Even through chemotherapy, the running community remained constant.

“The beautiful thing about the running piece is that it’s always been there for me to come back to,” she said. “The community has been there for me to come back to.”

She often thinks about a quote she sees repeated online:

“Healthy people want lots of things, but sick people just want one thing.”

Sharing it all publicly

Feller has documented much of her cancer journey online through Instagram, newsletters, and podcast conversations, often with striking honesty.

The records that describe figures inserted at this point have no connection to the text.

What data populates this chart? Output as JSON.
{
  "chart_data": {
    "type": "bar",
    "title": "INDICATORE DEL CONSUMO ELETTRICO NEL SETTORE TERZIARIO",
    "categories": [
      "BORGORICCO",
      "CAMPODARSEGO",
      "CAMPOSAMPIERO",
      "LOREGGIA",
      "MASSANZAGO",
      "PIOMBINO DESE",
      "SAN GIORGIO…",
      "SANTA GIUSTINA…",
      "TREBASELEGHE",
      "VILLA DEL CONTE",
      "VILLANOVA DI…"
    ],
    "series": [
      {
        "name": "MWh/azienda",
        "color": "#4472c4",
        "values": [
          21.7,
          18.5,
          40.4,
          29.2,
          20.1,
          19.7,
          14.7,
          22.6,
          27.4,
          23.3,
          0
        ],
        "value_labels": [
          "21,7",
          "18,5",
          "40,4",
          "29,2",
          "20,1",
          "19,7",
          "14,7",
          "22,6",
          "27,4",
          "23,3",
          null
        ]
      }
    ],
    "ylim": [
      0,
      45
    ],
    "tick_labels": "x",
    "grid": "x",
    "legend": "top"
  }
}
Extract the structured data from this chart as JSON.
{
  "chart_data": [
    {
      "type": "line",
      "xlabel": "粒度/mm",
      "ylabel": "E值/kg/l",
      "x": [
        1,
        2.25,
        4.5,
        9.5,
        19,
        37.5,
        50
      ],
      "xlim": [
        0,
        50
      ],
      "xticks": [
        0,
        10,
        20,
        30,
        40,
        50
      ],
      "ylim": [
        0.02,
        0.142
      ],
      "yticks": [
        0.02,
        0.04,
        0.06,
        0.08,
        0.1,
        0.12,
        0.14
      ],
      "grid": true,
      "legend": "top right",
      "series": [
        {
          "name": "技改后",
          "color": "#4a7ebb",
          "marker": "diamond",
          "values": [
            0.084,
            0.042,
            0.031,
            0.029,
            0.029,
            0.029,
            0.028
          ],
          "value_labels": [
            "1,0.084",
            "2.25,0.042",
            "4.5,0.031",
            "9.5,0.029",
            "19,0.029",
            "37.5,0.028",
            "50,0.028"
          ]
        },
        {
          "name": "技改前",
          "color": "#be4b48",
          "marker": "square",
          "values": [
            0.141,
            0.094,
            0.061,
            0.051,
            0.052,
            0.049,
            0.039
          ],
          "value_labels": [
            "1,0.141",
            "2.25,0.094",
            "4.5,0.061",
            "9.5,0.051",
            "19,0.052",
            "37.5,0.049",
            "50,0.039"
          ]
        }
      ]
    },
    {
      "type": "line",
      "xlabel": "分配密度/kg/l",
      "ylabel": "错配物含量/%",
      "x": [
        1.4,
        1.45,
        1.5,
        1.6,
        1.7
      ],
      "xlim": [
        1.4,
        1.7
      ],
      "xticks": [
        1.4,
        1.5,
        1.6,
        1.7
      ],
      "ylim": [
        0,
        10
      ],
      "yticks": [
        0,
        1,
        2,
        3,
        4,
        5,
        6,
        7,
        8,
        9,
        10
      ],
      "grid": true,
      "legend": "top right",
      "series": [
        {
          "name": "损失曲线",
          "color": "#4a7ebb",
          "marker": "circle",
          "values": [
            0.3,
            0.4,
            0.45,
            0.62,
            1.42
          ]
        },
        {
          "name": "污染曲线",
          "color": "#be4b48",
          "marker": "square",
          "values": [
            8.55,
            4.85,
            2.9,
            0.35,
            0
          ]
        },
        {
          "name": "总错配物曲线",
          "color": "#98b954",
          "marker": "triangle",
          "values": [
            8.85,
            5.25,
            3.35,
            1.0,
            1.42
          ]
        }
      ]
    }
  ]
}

“That comes very naturally,” she said. “I’m an oversharer.”

She said openness has actually made the experience easier.

“The more people in my life and beyond who knew what I was going through, the easier time I would have,” she said.

That transparency has created a deeply loyal community around her work, one that has rallied around her during treatments, surgeries, and difficult days.

She also says documenting everything has helped preserve moments she otherwise might have forgotten.

“There’s so much when you’re in the thick of some of this that feels like a blur,” she said. “Because I’ve documented so much of this, I actually think it’s kind of nice to be able to look back on it.”

Sometimes, she said, revisiting old posts reminds her just how much she has survived.

“For someone who doesn’t really give myself any credit, sometimes I will look back, and I’m like, ‘Dang, I actually have been through it,’” she said.